Invece poi sono arrivati i risultati della Scientifica. Un nome ce l’hanno, quei tre disgraziati. E avevano pure dei familiari che adesso ne reclamano le ceneri. Mourad Gam Gam e Abdelkadir Melouk, poco più che quarantenni, erano cittadini marocchini. Mazni Massaouda, tunisina, aveva 58 anni. Era da poco rientrata in Italia per seguire la causa contro l’ingiusta detenzione del figlio Alì, arrestato, liberato e assolto per una delle tante rivolte di migranti, avvenute nel Centro di identificazione di Crotone.
Un quarto Maghrebino, Adil, è sopravvissuto al rogo. Gli uomini dello Stato lo hanno subito acciuffato e, in applicazione della stupefacente normativa italiana sull’immigrazione cosiddetta “clandestina”, stava per essere democraticamente buttato fuori dal territorio nazionale. Soltanto l’intervento dell’avvocato Adriano D’Amico, difensore attivista per i diritti dei migranti, è valso a garantirgli un soggiorno temporaneo per motivi di giustizia.
Sabato scorso, davanti all’edificio annerito dalle fiamme, si sono radunati centri sociali, associazioni per i diritti umani, semplici cittadini.
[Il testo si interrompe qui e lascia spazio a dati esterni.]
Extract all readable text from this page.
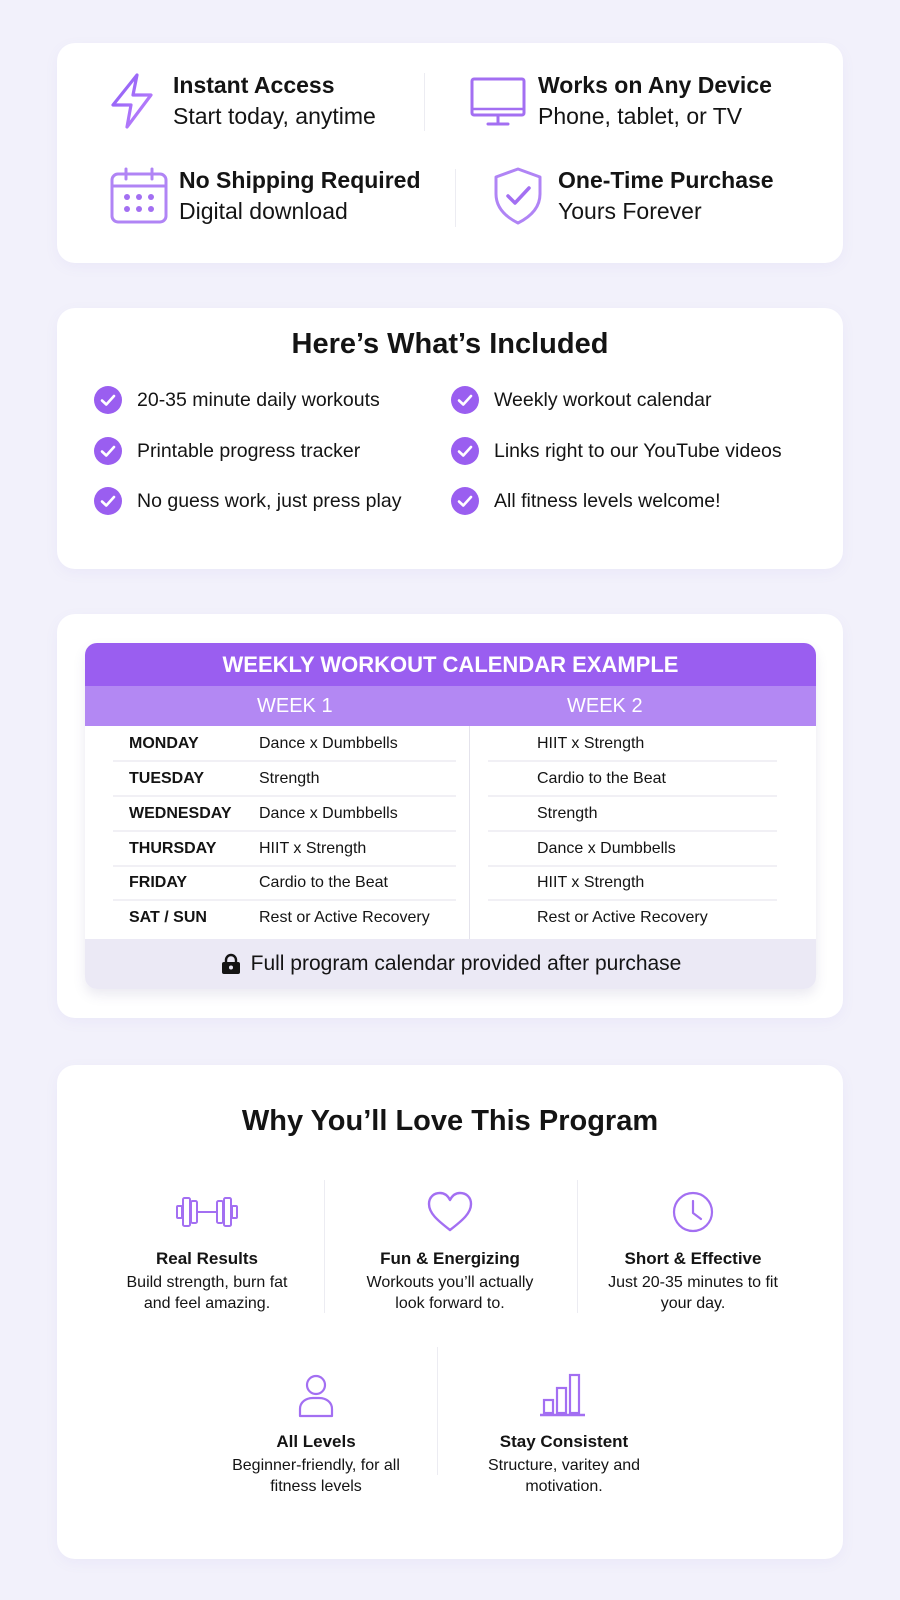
Instant Access
Start today, anytime
Works on Any Device
Phone, tablet, or TV
No Shipping Required
Digital download
One-Time Purchase
Yours Forever
Here’s What’s Included
20-35 minute daily workouts	Weekly workout calendar
Printable progress tracker	Links right to our YouTube videos
No guess work, just press play	All fitness levels welcome!
WEEKLY WORKOUT CALENDAR EXAMPLE
WEEK 1	WEEK 2
MONDAY	Dance x Dumbbells	HIIT x Strength
TUESDAY	Strength	Cardio to the Beat
WEDNESDAY Dance x Dumbbells	Strength
THURSDAY	HIIT x Strength	Dance x Dumbbells
FRIDAY	Cardio to the Beat	HIIT x Strength
SAT / SUN	Rest or Active Recovery	Rest or Active Recovery
Full program calendar provided after purchase
Why You’ll Love This Program
Real Results
Build strength, burn fat and feel amazing.
Fun & Energizing
Workouts you’ll actually look forward to.
Short & Effective
Just 20-35 minutes to fit your day.
All Levels
Beginner-friendly, for all fitness levels
Stay Consistent
Structure, varitey and motivation.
Intenso lo scambio di accuse tra istituzioni e operatori dell’accoglienza. Frenetica è l’attività degli uomini di Chiesa e di spettacolo, che si prodigano nel promuovere meeting, intitolazioni e minuti di silenzio. Fatti concreti? Nessuno!
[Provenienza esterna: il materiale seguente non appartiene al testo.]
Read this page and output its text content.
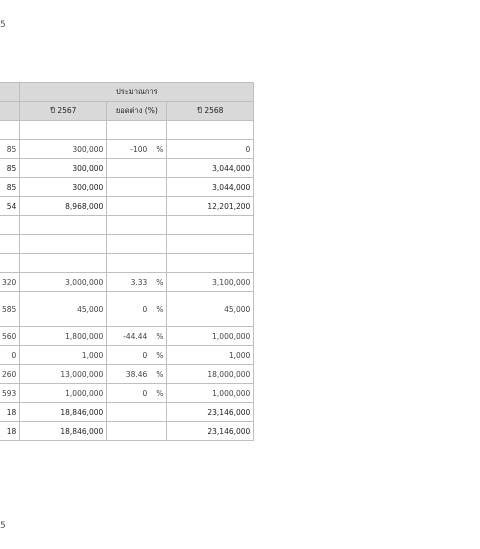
5
	ประมาณการ		
	ปี 2567	ยอดต่าง (%)	ปี 2568

85	300,000	-100 %	0
85	300,000		3,044,000
85	300,000		3,044,000
54	8,968,000		12,201,200

320	3,000,000	3.33 %	3,100,000
585	45,000	0 %	45,000
560	1,800,000	-44.44 %	1,000,000
0	1,000	0 %	1,000
260	13,000,000	38.46 %	18,000,000
593	1,000,000	0 %	1,000,000
18	18,846,000		23,146,000
18	18,846,000		23,146,000
5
L’indignazione è forte tra quanti vivono ogni giorno a diretto contatto con le vittime dell’egoismo. I più sinceri puntano il dito contro quella che definiscono la “Borsa valori della disperazione”: ogni mese circolano, tra i pochi beninformati, notizie riservatissime su bandi regionali o europei destinati a strutture che si occupano di immigrazione, tossicodipendenza, disagio psichico, infanzia abbandonata e altre categorie della sventura. Basta avere un bel progettista dotato di un hard disk pieno zeppo di meravigliosi progetti da clonare, adattare, ritagliare e incollare, infilarci dentro le paroline magiche del momento: “mission”, “criticità”. E il gioco è fatto. A seconda del settore in cui si rendono disponibili i nuovi fondi, e soprattutto in base ai capricci momentanei del politico di riferimento, queste strutture cambiano pelle e finalità. Così i soldi finiscono nelle tasche dei soliti ignoti, mentre i senza fissa dimora muoiono assiderati o carbonizzati. È l’ideologia dei mali comuni e beni privati. L’accesso alle risorse pubbliche rimane un fatto privato, mentre i problemi sociali spettano alla collettività.
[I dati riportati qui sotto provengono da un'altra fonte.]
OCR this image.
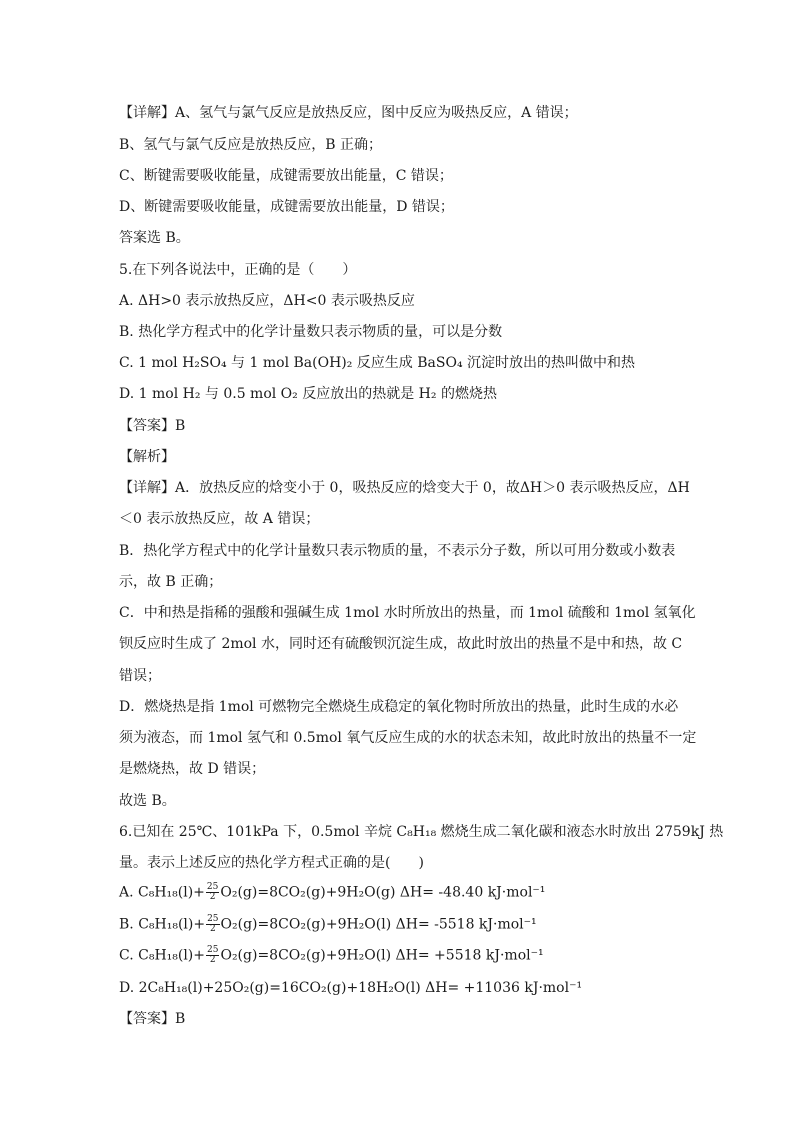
【详解】A、氢气与氯气反应是放热反应，图中反应为吸热反应，A 错误；
B、氢气与氯气反应是放热反应，B 正确；
C、断键需要吸收能量，成键需要放出能量，C 错误；
D、断键需要吸收能量，成键需要放出能量，D 错误；
答案选 B。
5.在下列各说法中，正确的是（　　）
A. ΔH>0 表示放热反应，ΔH<0 表示吸热反应
B. 热化学方程式中的化学计量数只表示物质的量，可以是分数
C. 1 mol H₂SO₄ 与 1 mol Ba(OH)₂ 反应生成 BaSO₄ 沉淀时放出的热叫做中和热
D. 1 mol H₂ 与 0.5 mol O₂ 反应放出的热就是 H₂ 的燃烧热
【答案】B
【解析】
【详解】A．放热反应的焓变小于 0，吸热反应的焓变大于 0，故ΔH＞0 表示吸热反应，ΔH
＜0 表示放热反应，故 A 错误；
B．热化学方程式中的化学计量数只表示物质的量，不表示分子数，所以可用分数或小数表
示，故 B 正确；
C．中和热是指稀的强酸和强碱生成 1mol 水时所放出的热量，而 1mol 硫酸和 1mol 氢氧化
钡反应时生成了 2mol 水，同时还有硫酸钡沉淀生成，故此时放出的热量不是中和热，故 C
错误；
D．燃烧热是指 1mol 可燃物完全燃烧生成稳定的氧化物时所放出的热量，此时生成的水必
须为液态，而 1mol 氢气和 0.5mol 氧气反应生成的水的状态未知，故此时放出的热量不一定
是燃烧热，故 D 错误；
故选 B。
6.已知在 25℃、101kPa 下，0.5mol 辛烷 C₈H₁₈ 燃烧生成二氧化碳和液态水时放出 2759kJ 热
量。表示上述反应的热化学方程式正确的是(　　)
A. $C_8H_{18}(l)+ \frac{25}{2} O_2(g)=8CO_2(g)+9H_2O(g)$ ΔH= -48.40 kJ·mol⁻¹
B. $C_8H_{18}(l)+ \frac{25}{2} O_2(g)=8CO_2(g)+9H_2O(l)$ ΔH= -5518 kJ·mol⁻¹
C. $C_8H_{18}(l)+ \frac{25}{2} O_2(g)=8CO_2(g)+9H_2O(l)$ ΔH= +5518 kJ·mol⁻¹
D. 2C₈H₁₈(l)+25O₂(g)=16CO₂(g)+18H₂O(l) ΔH= +11036 kJ·mol⁻¹
【答案】B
Sono poche le associazioni che si dedicano alla solidarietà per un senso di reale comunanza, nell’ottica di una cittadinanza attiva. Si riconoscono da un comportamento inconfondibile: non aspettano che i problemi bussino alla loro porta. Vanno a cercarli. E quando accade una disgrazia, non scaricano le responsabilità su chi avrebbe scelto d’essere diseredato o senza fissa dimora. Peccato che non la pensino così i responsabili della Casa San Francesco di Cosenza, un dormitorio e una mensa per i poveri all’attivo. Secco il loro commento alla tragedia dei migranti carbonizzati in via XXIV maggio: “… a volte, alcuni nostri ospiti non hanno una reale volontà di uscire dal disagio”. Eh già, perché non sempre coloro i quali vivono per strada sono compatibili con i rigidi regolamenti di chi dovrebbe accogliere. Una cosa è certa: a volte le regole servono solo per quelli che non sanno regolarsi.